The National Parks have been a triumphant success, managing landscapes for their beauty and value to nature while creating thriving local economies. In England, the Parks welcome 90 million visitors a year, 800,000 of them from overseas. They spend more than £4 billion, supporting tens of thousands of jobs and securing the future for these living, working landscapes and cultures.
For centuries, farming has shaped the Dales, the Lakes and other Parks such as the South Downs and Dartmoor – and farming has turned them into foodie paradises. They bring us some of the finest traditional produce, like Yorkshire Wensleydale cheese, now a worldwide export success; and Lakeland Herdwick lamb. One third of all Britain’s legally protected food names are produced in National Parks, and in England alone they are home to no fewer than six Michelin-starred restaurants.

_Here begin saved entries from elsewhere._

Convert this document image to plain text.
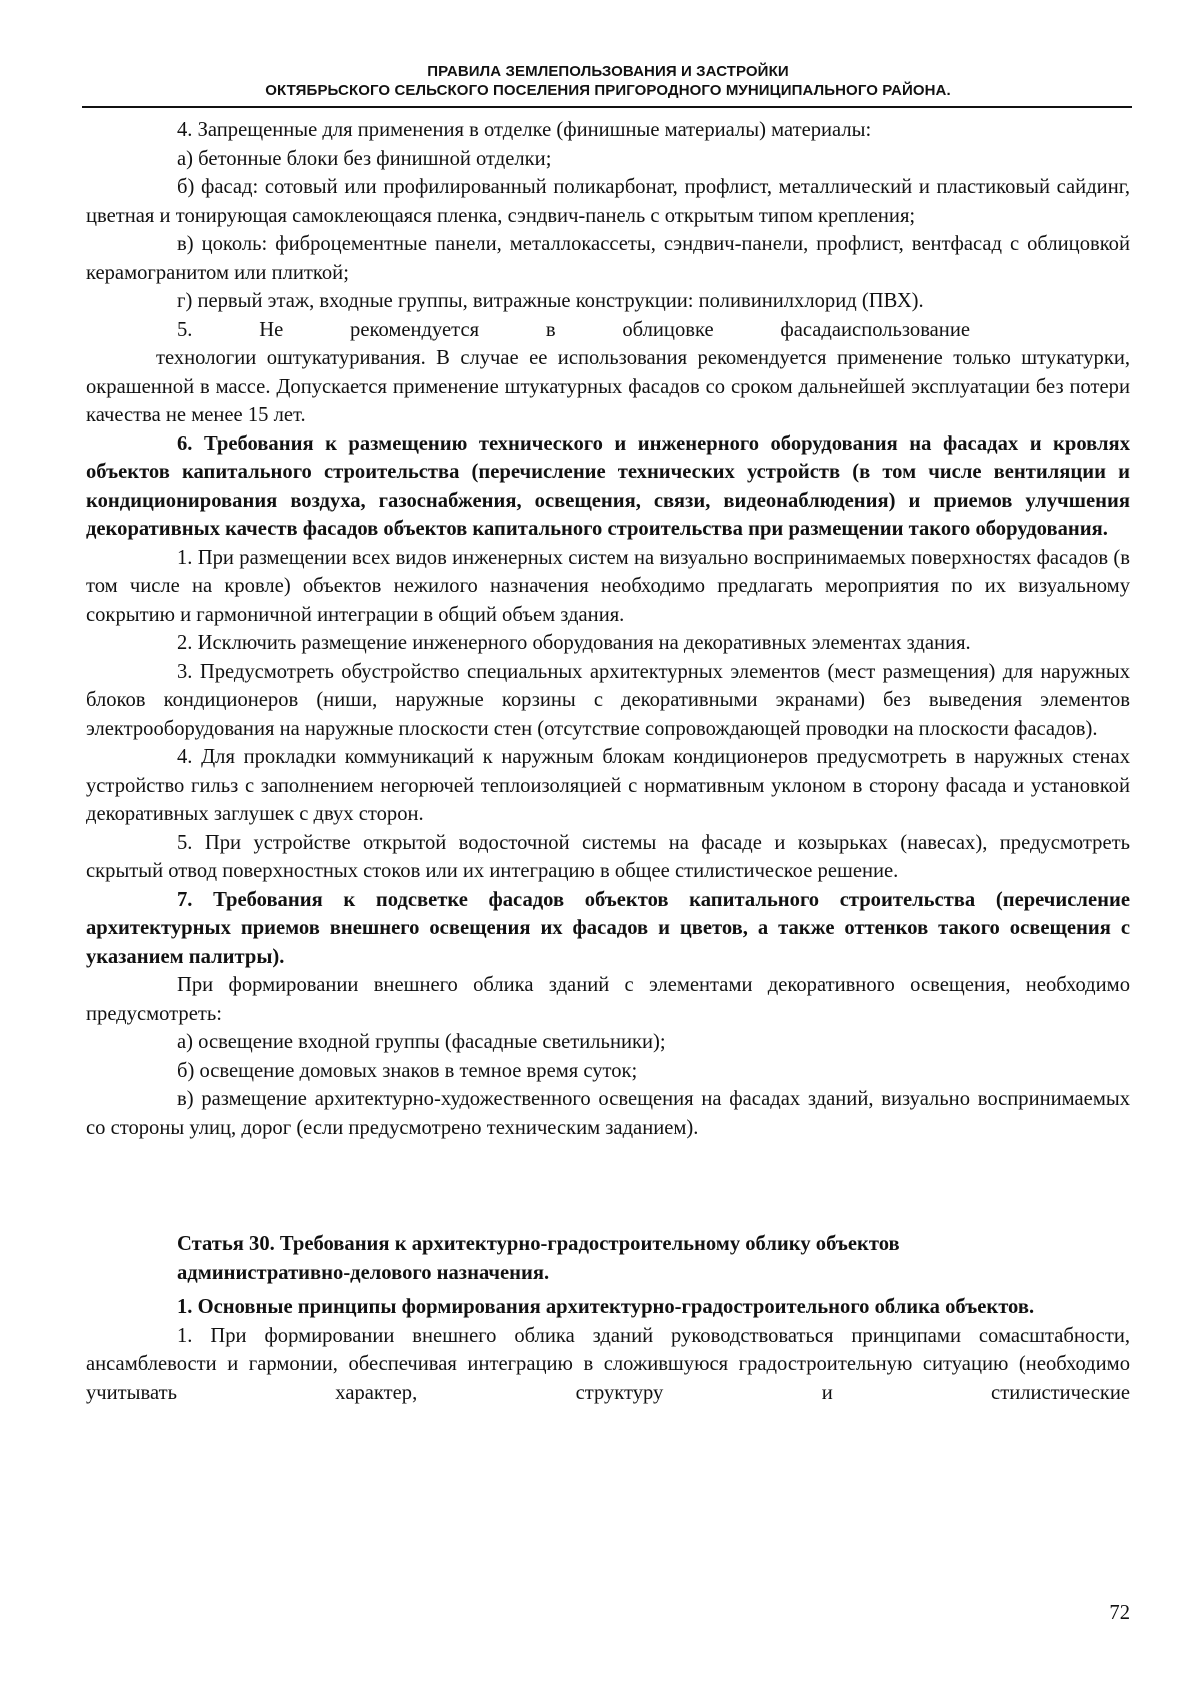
ПРАВИЛА ЗЕМЛЕПОЛЬЗОВАНИЯ И ЗАСТРОЙКИ
ОКТЯБРЬСКОГО СЕЛЬСКОГО ПОСЕЛЕНИЯ ПРИГОРОДНОГО МУНИЦИПАЛЬНОГО РАЙОНА.

4. Запрещенные для применения в отделке (финишные материалы) материалы:

а) бетонные блоки без финишной отделки;

б) фасад: сотовый или профилированный поликарбонат, профлист, металлический и пластиковый сайдинг, цветная и тонирующая самоклеющаяся пленка, сэндвич-панель с открытым типом крепления;

в) цоколь: фиброцементные панели, металлокассеты, сэндвич-панели, профлист, вентфасад с облицовкой керамогранитом или плиткой;

г) первый этаж, входные группы, витражные конструкции: поливинилхлорид (ПВХ).

5. Не рекомендуется в облицовке фасадаиспользование

технологии оштукатуривания. В случае ее использования рекомендуется применение только штукатурки, окрашенной в массе. Допускается применение штукатурных фасадов со сроком дальнейшей эксплуатации без потери качества не менее 15 лет.

6. Требования к размещению технического и инженерного оборудования на фасадах и кровлях объектов капитального строительства (перечисление технических устройств (в том числе вентиляции и кондиционирования воздуха, газоснабжения, освещения, связи, видеонаблюдения) и приемов улучшения декоративных качеств фасадов объектов капитального строительства при размещении такого оборудования.

1. При размещении всех видов инженерных систем на визуально воспринимаемых поверхностях фасадов (в том числе на кровле) объектов нежилого назначения необходимо предлагать мероприятия по их визуальному сокрытию и гармоничной интеграции в общий объем здания.

2. Исключить размещение инженерного оборудования на декоративных элементах здания.

3. Предусмотреть обустройство специальных архитектурных элементов (мест размещения) для наружных блоков кондиционеров (ниши, наружные корзины с декоративными экранами) без выведения элементов электрооборудования на наружные плоскости стен (отсутствие сопровождающей проводки на плоскости фасадов).

4. Для прокладки коммуникаций к наружным блокам кондиционеров предусмотреть в наружных стенах устройство гильз с заполнением негорючей теплоизоляцией с нормативным уклоном в сторону фасада и установкой декоративных заглушек с двух сторон.

5. При устройстве открытой водосточной системы на фасаде и козырьках (навесах), предусмотреть скрытый отвод поверхностных стоков или их интеграцию в общее стилистическое решение.

7. Требования к подсветке фасадов объектов капитального строительства (перечисление архитектурных приемов внешнего освещения их фасадов и цветов, а также оттенков такого освещения с указанием палитры).

При формировании внешнего облика зданий с элементами декоративного освещения, необходимо предусмотреть:

а) освещение входной группы (фасадные светильники);

б) освещение домовых знаков в темное время суток;

в) размещение архитектурно-художественного освещения на фасадах зданий, визуально воспринимаемых со стороны улиц, дорог (если предусмотрено техническим заданием).

Статья 30. Требования к архитектурно-градостроительному облику объектов

административно-делового назначения.

1. Основные принципы формирования архитектурно-градостроительного облика объектов.

1. При формировании внешнего облика зданий руководствоваться принципами сомасштабности, ансамблевости и гармонии, обеспечивая интеграцию в сложившуюся градостроительную ситуацию (необходимо учитывать характер, структуру и стилистические

72
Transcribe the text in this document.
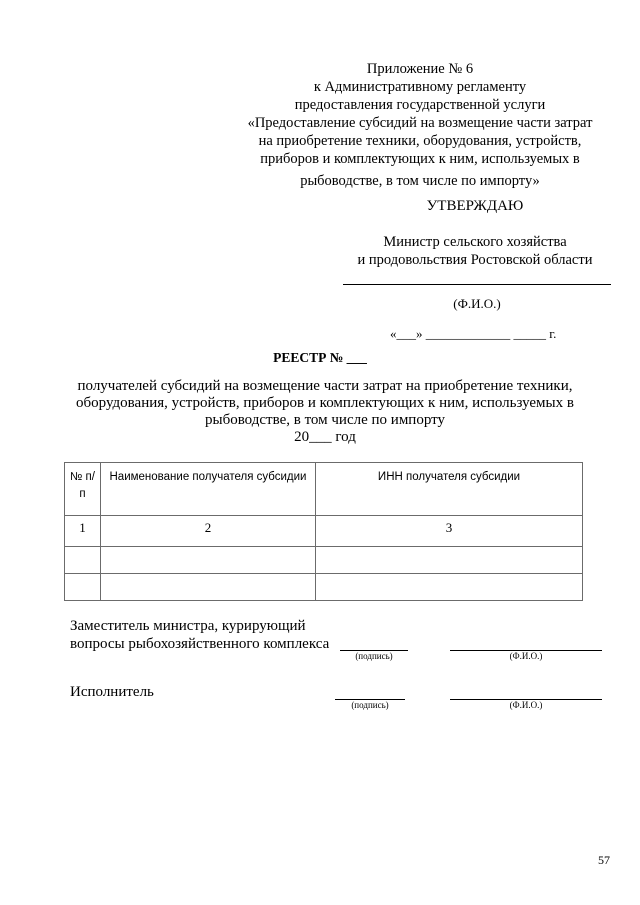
Приложение № 6
к Административному регламенту
предоставления государственной услуги
«Предоставление субсидий на возмещение части затрат
на приобретение техники, оборудования, устройств,
приборов и комплектующих к ним, используемых в
рыбоводстве, в том числе по импорту»
УТВЕРЖДАЮ
Министр сельского хозяйства
и продовольствия Ростовской области
(Ф.И.О.)
«___» _____________ _____ г.
РЕЕСТР № ___
получателей субсидий на возмещение части затрат на приобретение техники,
оборудования, устройств, приборов и комплектующих к ним, используемых в
рыбоводстве, в том числе по импорту
20___ год
№ п/п	Наименование получателя субсидии	ИНН получателя субсидии
1	2	3

Заместитель министра, курирующий
вопросы рыбохозяйственного комплекса
(подпись)	(Ф.И.О.)
Исполнитель
(подпись)	(Ф.И.О.)
57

The Parks are role models for harnessing a healthy, beautiful environment to a thriving economy and society and connecting people with nature. The volunteers who work there do superb work organising field trips for schools and organising activities like pond-dipping for insects on Dartmoor. They are great places for children to learn about everything from geology to fitness, rural history and healthy, fresh food.
The National Parks allow whole landscapes to be treated as one integrated whole, not just as a series of individual features or species. That is the approach we are adopting more widely, for example looking at not just a stretch of water but a whole river catchment. Nature does not work in silos or stop at administrative boundaries and neither should our thinking.

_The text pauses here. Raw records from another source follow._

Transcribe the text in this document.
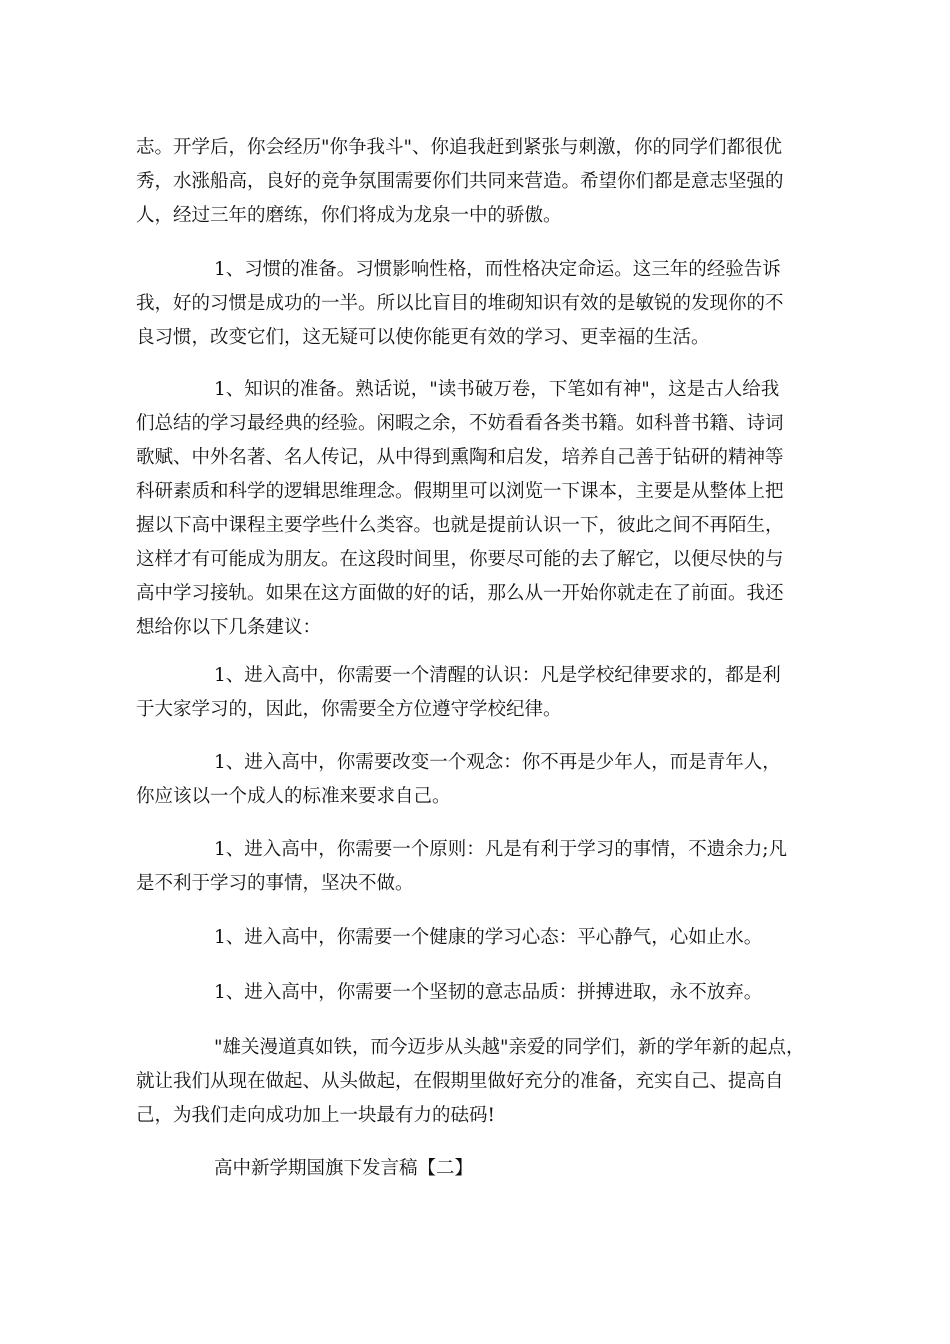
志。开学后，你会经历"你争我斗"、你追我赶到紧张与刺激，你的同学们都很优
秀，水涨船高，良好的竞争氛围需要你们共同来营造。希望你们都是意志坚强的
人，经过三年的磨练，你们将成为龙泉一中的骄傲。
1、习惯的准备。习惯影响性格，而性格决定命运。这三年的经验告诉
我，好的习惯是成功的一半。所以比盲目的堆砌知识有效的是敏锐的发现你的不
良习惯，改变它们，这无疑可以使你能更有效的学习、更幸福的生活。
1、知识的准备。熟话说，"读书破万卷，下笔如有神"，这是古人给我
们总结的学习最经典的经验。闲暇之余，不妨看看各类书籍。如科普书籍、诗词
歌赋、中外名著、名人传记，从中得到熏陶和启发，培养自己善于钻研的精神等
科研素质和科学的逻辑思维理念。假期里可以浏览一下课本，主要是从整体上把
握以下高中课程主要学些什么类容。也就是提前认识一下，彼此之间不再陌生，
这样才有可能成为朋友。在这段时间里，你要尽可能的去了解它，以便尽快的与
高中学习接轨。如果在这方面做的好的话，那么从一开始你就走在了前面。我还
想给你以下几条建议：
1、进入高中，你需要一个清醒的认识：凡是学校纪律要求的，都是利
于大家学习的，因此，你需要全方位遵守学校纪律。
1、进入高中，你需要改变一个观念：你不再是少年人，而是青年人，
你应该以一个成人的标准来要求自己。
1、进入高中，你需要一个原则：凡是有利于学习的事情，不遗余力;凡
是不利于学习的事情，坚决不做。
1、进入高中，你需要一个健康的学习心态：平心静气，心如止水。
1、进入高中，你需要一个坚韧的意志品质：拼搏进取，永不放弃。
"雄关漫道真如铁，而今迈步从头越"亲爱的同学们，新的学年新的起点，
就让我们从现在做起、从头做起，在假期里做好充分的准备，充实自己、提高自
己，为我们走向成功加上一块最有力的砝码!
高中新学期国旗下发言稿【二】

We will devolve decisions to people who know best at the most local level possible. It could be to farmers keeping streams on their land clean or nature organisations working with local businesses and residents to create pocket parks in towns and cities. Or it could be to all of us, whose everyday decisions can help bring about change.
People will have the tools to make those decisions. We are releasing thousands of sets of data about the natural environment, covering everything from fish stocks to flood risk and the health of our soil. The 3D landscape data we released last month has already been requested by enterprising people to predict snowfall on hills, model flood defences and create new landscapes in Minecraft.
I want to go further and use this data to value the contribution nature makes at a local level. For example, trees are worth 15 times their value in timber once you factor in our personal enjoyment, and their role filtering pollution and storing carbon. The value of nature in Britain has been estimated at a total of £1.6 trillion.
This information will be of practical use, helping us get better value for money from environmental programmes. It will be openly available to help determine where to plant trees, or to assess the impact of new building. The National Parks show that a thriving rural economy, superb local food and beautiful landscapes aren’t just compatible – they are mutually dependent.
These Parks are prize national assets every bit as much as economic infrastructure like the M25, Manchester Airport or the Forth Rail Bridge. By empowering people locally, by operating at a landscape scale and by making sure we know their value; we can help them and all of our natural wonders thrive for generations to come.